Rampant Carpet Munching might be perceived the bigger threat.
Ampar

Tuesday, May 20, 2008 - 6:55 pm · Reply

“I had a carpenter dog”

I hope you didn’t name her Karen.
KillBill

Tuesday, May 20, 2008 - 7:39 pm · Reply

The headline should read:

StopBadware.org coalition calls on….

Microsoft to stop making software sooner than later.
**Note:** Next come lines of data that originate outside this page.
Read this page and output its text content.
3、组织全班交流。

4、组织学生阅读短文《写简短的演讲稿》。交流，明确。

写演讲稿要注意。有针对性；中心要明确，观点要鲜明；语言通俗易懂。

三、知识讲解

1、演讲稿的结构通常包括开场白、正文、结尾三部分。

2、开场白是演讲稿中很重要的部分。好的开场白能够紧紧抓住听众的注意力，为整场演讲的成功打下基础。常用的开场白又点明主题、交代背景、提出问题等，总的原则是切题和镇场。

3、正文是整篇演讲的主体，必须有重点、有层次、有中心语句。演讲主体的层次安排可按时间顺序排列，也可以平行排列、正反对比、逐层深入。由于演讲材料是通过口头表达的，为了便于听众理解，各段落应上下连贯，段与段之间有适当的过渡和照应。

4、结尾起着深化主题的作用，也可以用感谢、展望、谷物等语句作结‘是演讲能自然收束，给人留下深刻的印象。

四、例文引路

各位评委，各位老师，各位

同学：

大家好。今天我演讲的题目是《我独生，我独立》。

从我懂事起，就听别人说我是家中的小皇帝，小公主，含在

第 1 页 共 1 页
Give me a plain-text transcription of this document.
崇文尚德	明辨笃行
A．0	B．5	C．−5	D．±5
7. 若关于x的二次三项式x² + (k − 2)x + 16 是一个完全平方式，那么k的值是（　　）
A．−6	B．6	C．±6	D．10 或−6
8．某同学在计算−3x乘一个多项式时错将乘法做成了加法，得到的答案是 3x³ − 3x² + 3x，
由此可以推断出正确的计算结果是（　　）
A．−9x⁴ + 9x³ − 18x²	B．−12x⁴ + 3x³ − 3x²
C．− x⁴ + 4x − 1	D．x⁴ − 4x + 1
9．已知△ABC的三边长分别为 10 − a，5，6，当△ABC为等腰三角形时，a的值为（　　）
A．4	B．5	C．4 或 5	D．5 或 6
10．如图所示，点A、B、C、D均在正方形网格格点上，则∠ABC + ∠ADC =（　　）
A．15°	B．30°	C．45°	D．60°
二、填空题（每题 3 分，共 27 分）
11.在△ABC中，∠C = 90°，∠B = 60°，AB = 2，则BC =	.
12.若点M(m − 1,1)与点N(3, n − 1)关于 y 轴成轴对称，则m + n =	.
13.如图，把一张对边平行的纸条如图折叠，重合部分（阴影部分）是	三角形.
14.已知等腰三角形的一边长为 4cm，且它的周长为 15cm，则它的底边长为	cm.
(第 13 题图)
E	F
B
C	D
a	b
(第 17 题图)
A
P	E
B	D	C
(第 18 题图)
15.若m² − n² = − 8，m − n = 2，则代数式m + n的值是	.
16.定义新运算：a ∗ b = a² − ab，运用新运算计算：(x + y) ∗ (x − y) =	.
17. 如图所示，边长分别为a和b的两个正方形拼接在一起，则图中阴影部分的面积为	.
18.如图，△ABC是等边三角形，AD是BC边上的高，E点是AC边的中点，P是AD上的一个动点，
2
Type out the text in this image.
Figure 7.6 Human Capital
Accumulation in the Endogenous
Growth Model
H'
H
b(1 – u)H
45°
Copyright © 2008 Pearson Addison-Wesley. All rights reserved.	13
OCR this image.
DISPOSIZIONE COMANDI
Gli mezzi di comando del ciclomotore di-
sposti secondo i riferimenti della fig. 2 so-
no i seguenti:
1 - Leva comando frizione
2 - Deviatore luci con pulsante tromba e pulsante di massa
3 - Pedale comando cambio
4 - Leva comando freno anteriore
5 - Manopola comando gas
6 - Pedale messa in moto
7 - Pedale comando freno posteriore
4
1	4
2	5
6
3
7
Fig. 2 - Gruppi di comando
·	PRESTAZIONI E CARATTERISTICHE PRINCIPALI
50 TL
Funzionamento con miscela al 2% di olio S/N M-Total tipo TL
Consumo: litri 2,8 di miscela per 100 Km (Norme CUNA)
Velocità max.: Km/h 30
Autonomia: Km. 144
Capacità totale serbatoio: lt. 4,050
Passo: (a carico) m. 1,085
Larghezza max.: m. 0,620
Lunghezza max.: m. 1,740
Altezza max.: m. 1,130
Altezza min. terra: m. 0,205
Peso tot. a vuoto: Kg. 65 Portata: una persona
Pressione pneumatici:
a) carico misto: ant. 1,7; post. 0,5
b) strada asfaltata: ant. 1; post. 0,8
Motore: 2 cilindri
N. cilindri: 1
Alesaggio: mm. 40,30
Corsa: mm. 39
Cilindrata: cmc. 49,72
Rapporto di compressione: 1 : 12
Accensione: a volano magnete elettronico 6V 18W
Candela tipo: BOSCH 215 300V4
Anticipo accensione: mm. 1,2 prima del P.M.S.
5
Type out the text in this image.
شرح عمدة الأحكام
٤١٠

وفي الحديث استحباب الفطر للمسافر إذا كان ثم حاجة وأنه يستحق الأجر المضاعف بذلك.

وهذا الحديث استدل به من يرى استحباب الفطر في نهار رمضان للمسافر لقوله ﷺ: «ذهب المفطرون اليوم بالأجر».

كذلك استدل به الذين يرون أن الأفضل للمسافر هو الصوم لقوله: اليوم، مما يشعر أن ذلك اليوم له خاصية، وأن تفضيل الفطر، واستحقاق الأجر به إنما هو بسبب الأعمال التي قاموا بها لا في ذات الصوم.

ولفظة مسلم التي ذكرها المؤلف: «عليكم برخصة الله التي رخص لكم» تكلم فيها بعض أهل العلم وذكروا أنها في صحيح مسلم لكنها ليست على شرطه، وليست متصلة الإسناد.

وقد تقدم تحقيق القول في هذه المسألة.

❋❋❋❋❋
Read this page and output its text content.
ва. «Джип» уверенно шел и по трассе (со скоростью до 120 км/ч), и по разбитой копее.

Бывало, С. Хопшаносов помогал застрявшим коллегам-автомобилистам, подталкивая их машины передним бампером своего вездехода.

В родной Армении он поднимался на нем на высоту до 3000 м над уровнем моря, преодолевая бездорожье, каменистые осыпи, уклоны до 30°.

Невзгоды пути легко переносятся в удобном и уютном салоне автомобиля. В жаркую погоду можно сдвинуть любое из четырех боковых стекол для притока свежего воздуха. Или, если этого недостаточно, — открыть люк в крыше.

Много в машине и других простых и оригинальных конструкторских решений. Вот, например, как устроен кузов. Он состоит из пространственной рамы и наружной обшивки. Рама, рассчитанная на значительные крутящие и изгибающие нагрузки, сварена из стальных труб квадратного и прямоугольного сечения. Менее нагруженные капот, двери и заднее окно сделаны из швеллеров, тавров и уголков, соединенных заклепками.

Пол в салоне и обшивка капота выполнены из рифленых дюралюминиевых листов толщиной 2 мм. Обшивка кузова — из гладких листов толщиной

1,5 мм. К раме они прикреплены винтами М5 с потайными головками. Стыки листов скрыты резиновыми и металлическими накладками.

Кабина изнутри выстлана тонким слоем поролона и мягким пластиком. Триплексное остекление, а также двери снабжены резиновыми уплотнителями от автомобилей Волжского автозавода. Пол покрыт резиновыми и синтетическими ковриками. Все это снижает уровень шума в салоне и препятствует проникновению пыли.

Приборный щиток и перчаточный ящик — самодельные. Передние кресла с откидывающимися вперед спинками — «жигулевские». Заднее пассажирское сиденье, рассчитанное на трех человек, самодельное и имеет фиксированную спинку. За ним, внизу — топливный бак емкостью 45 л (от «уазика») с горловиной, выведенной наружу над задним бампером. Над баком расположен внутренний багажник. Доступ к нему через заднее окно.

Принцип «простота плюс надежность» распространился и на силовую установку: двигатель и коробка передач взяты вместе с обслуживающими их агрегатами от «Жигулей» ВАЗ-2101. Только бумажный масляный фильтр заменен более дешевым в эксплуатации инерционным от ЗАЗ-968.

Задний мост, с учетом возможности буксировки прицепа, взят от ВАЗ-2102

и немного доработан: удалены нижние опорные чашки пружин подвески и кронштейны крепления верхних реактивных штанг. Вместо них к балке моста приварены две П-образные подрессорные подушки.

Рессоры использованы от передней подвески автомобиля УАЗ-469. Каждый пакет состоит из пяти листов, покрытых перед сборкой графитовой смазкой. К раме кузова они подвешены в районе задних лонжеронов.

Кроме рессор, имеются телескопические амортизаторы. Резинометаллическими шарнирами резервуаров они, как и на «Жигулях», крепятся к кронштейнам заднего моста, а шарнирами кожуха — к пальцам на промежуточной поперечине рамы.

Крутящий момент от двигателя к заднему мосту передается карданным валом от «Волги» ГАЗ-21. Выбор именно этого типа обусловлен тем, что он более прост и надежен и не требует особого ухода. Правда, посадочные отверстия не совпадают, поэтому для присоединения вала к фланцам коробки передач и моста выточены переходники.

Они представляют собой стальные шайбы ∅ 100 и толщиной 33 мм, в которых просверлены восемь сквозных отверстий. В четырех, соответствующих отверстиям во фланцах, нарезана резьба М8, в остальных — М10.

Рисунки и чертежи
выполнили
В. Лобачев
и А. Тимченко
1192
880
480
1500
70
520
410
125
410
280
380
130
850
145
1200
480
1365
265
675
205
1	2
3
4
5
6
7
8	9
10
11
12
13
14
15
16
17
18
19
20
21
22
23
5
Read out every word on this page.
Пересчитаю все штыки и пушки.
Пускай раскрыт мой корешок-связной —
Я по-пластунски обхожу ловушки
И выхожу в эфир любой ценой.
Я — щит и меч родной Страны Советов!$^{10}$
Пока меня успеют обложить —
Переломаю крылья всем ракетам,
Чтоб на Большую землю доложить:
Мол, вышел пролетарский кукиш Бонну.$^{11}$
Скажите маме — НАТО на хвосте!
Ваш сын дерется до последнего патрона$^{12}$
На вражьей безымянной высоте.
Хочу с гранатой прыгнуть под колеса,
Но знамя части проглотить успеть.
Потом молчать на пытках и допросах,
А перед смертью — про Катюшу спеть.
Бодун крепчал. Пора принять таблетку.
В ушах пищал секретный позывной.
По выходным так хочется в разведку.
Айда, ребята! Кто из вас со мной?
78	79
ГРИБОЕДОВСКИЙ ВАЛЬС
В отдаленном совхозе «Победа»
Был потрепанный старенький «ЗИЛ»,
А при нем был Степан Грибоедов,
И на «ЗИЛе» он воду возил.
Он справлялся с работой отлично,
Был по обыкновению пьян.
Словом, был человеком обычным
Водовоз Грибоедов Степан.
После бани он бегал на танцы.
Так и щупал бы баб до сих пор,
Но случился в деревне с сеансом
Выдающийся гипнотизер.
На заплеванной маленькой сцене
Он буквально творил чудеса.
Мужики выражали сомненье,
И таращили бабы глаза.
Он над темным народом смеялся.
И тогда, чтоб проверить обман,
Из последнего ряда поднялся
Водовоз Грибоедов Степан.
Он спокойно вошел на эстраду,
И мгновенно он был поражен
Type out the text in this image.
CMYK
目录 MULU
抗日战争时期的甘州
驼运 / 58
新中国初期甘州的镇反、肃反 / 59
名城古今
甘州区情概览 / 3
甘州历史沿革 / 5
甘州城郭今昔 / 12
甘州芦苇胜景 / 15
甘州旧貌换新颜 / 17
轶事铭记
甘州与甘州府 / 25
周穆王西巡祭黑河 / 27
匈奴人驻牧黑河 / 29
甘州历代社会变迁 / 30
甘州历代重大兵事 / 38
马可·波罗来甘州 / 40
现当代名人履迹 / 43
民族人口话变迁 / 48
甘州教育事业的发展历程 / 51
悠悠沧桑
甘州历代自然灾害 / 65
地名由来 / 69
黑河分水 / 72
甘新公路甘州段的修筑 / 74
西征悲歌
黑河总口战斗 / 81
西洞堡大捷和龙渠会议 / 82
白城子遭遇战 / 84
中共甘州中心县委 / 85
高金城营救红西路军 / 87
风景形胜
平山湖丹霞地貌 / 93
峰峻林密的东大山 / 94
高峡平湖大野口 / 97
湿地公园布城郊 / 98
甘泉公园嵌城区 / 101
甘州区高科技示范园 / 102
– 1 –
Why subject the world to software that “constitutes a serious security risk” at all?
eMax

Tuesday, May 20, 2008 - 8:25 pm · Reply

So…When was September considered the SUMMER?
Road Warrior

Tuesday, May 20, 2008 - 8:29 pm · Reply

Wow if StopBadware.org considers links this Safari glitch to carpet bombing I wonder what they must think of Vista….total nuclear arsenal just doesn’t quite make it…how about Death Star in range?
6-Ctrl-P

Tuesday, May 20, 2008 - 8:41 pm · Reply

@GizmoDan,
My guess would be that one of the tabs/pages has a Flash program running; usually it will be an ad. I have a site that I go to in order to play a game. The the game is written in Flash and the fan in my MacBook runs like mad, even when the game is doing nothing.

RDM
Buster

Tuesday, May 20, 2008 - 8:56 pm · Reply

Ampar…Why do birds, suddenly appear, everytime, you are near?
Buster

Tuesday, May 20, 2008 - 8:58 pm · Reply

@eMax….two thirds of september is summer.